I think so, but not because of his idea. Darwin was venerated long before the notion of natural selection had acquired the widespread acceptance it enjoys today. He was given a state funeral, celebrated as a genius, venerated on his first centenary, largely by people who judged his central hypothesis to be wrong. It was his personal virtues, his fatherly qualities no less, that earned him the reverence he continues to receive. Darwin is portrayed as the iconic “gentleman of science”: wise, moral, conscientious, companionable and modest. And no amount of industrial historical research has disproved the hypothesis that really did live up to these attributes.
When allies like Ernst Haeckel defended natural selection through brash confrontation, Darwin advised them against it. While Huxley, “Darwin’s bulldog,” forcefully took the argument for evolution to its critics, Darwin (for reasons of health and modesty) confined himself to his home at Down, Kent, where he lived with his devoutly Unitarian wife, Emma. When correspondents asked Darwin if his theory was incompatible with Creationism and other Christian beliefs, he gave guarded replies, professing to be “muddled” by the matter; and the thorny issue of the origins of man was never broached in the Origin. Despite his doubts on matters of religious doctrine, he continued to support his local parish church; and though appearing increasingly to withhold belief in God in later life, he preferred the neologism “agnostic” to the more confrontational “atheist.”
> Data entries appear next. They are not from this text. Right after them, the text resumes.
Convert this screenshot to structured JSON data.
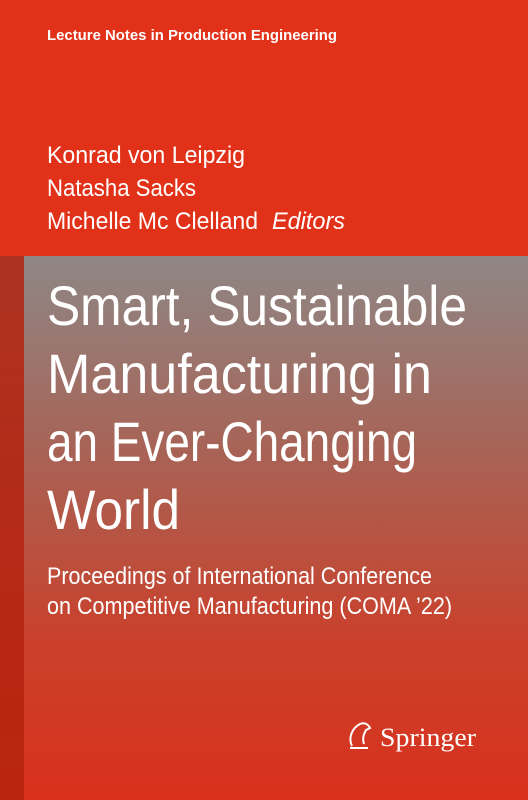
{
  "series": "Lecture Notes in Production Engineering",
  "editors": [
    "Konrad von Leipzig",
    "Natasha Sacks",
    "Michelle Mc Clelland"
  ],
  "editors_label": "Editors",
  "title": [
    "Smart, Sustainable",
    "Manufacturing in",
    "an Ever-Changing",
    "World"
  ],
  "subtitle": [
    "Proceedings of International Conference",
    "on Competitive Manufacturing (COMA ’22)"
  ],
  "publisher": "Springer"
}
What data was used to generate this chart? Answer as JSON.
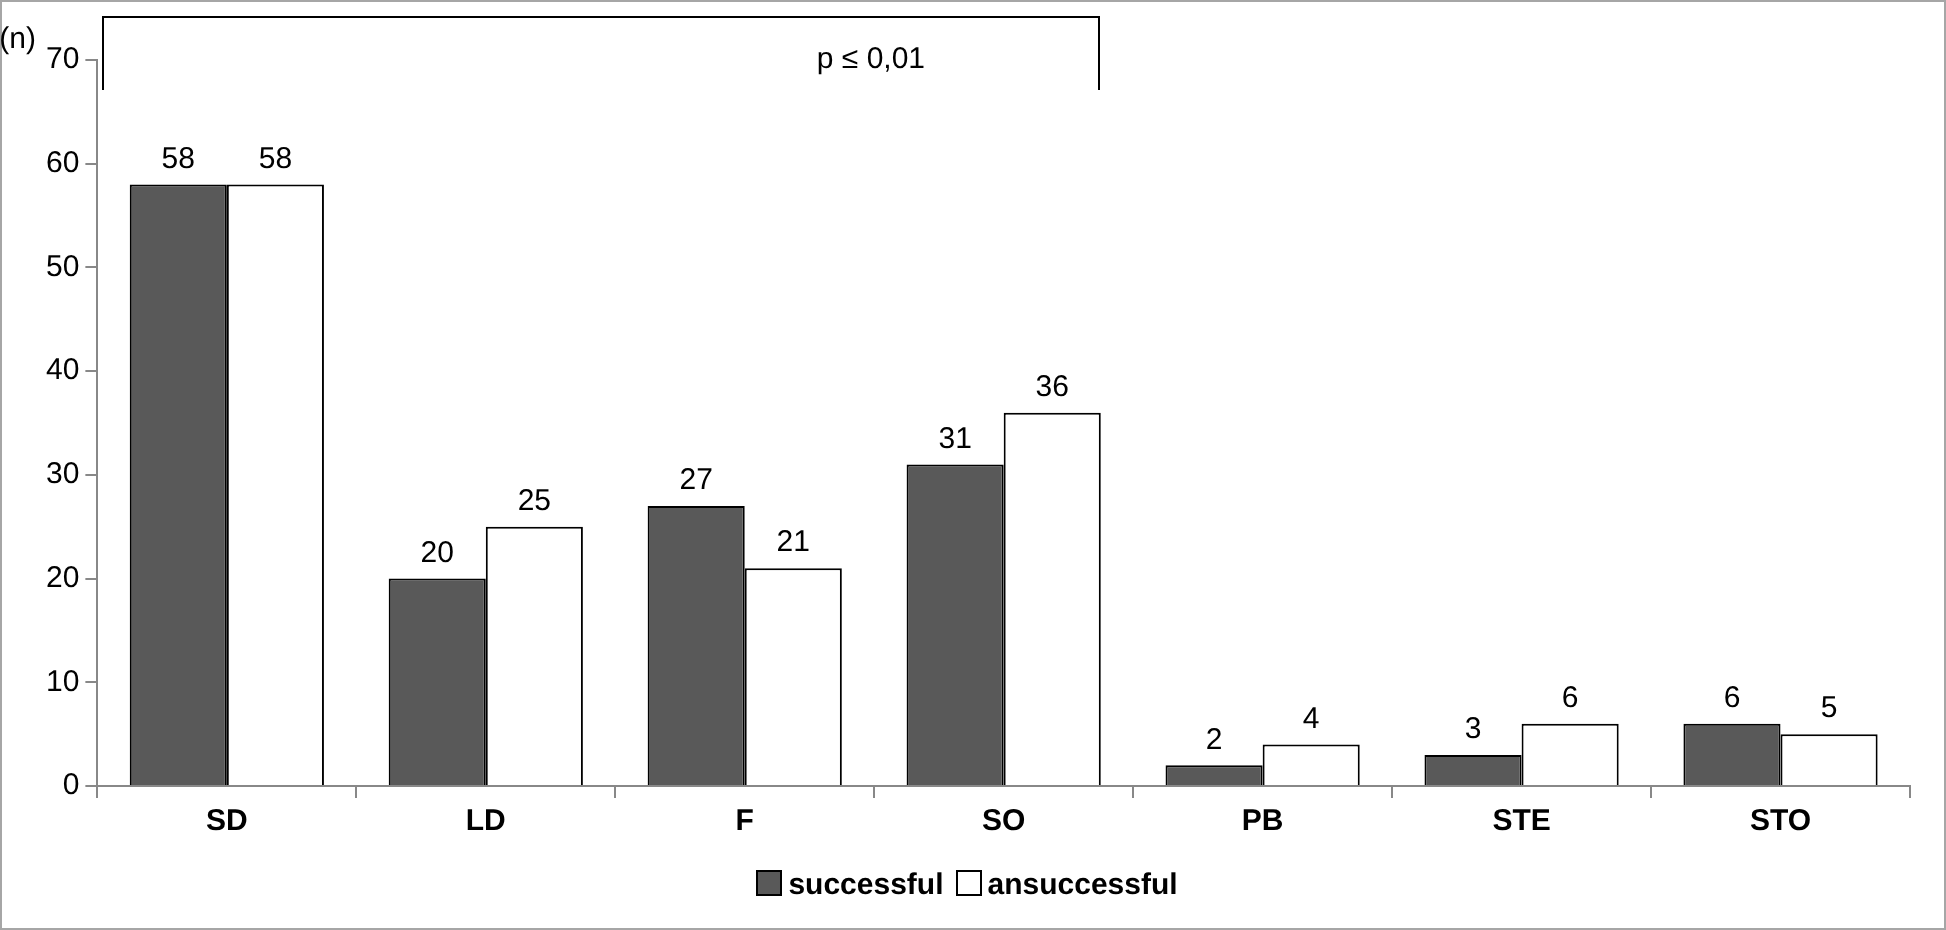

Darwin’s work is a testament to the value of perseverance and painstaking effort. Lucky enough to have the inherited wealth necessary to avoid paid work, he filled his time with science. He was a careful and gifted writer, and his bewildering attention to detail in the study of barnacles, of botany, of domesticated animals, and of fancy pigeons in the groundwork for the Origin upheld his overt commitment to the “inductive method”: in the code of 19th Century men of science, this amounted to the imperative that obsessive fact collection must come before speculative theorizing.
In later life, he mentored countless botanists through correspondence: Down became the hub of an international network of botanical knowledge. Darwin’s enterprise was truly collective, and the many friends he made in scientific circles ensured his immaculate reputation. Darwin’s theory of evolution was the first deemed respectable by the genteel scientific community because the man behind it was respected. The virtues that earned him this status continue to impress and inspire his disciples today.